The Open University and York University present a monthly webinar series featuring graduate students and early career scholars.

Title:

Democracy, Distributive Politics, and Development Finance: Evidence from Africa

Speakers:

Dr Keyi Tang, Boston University Global Development Policy Center

Abstract:

Development agencies allocate billions of dollars annually to sub-Saharan Africa, yet funds may not reach the most vulnerable communities. This research investigates how external accountability through financier conditions, review processes, and internal accountability via recipient political competition affect subnational allocation of development finance in weak institutional contexts. Using geocoded data on Chinese and World Bank projects across 48 African countries (1995-2021), original data on district-level presidential and legislative election results in these countries during the same period, 175 elite interviews in Beijing, Washington D.C., Zambia, Ethiopia and Ghana, and granular data and qualitative case studies on road projects financed by all major development partners in Ethiopia, Zambia and Ghana (1999-2021), this book challenges prevailing assumptions about conditionality and competition.

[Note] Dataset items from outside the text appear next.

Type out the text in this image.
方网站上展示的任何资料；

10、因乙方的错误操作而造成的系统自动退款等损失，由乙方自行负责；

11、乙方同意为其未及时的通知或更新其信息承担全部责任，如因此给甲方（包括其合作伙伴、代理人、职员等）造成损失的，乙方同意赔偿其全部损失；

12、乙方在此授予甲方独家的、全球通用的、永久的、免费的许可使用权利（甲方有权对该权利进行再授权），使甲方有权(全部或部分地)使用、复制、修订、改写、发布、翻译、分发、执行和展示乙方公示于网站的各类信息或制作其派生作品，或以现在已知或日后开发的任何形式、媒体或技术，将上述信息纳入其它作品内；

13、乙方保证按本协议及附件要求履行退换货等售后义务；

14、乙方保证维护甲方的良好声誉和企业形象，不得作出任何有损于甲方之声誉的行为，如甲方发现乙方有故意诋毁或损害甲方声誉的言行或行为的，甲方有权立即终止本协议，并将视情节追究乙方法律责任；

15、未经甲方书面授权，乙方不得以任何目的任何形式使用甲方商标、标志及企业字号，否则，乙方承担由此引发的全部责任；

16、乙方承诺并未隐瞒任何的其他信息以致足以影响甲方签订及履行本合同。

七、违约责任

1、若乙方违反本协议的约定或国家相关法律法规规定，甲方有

It demonstrates how more stringent conditionality can limit but not eliminate regional favoritism due to principal-agent problems, while greater political competition can exacerbate rather than reduce favoritism in weak institutional settings. The book also shows how domestic interest groups make distributive decisions based on political survival strategies—performative governance in autocracies (Ethiopia), rewarding coethnic/co-partisan strongholds in hybrid regimes (Zambia), swaying swing regions in democracies (Ghana). These findings reveal development finance allocation as shaped by complex interactions between financier preferences, recipient politics, and institutional contexts.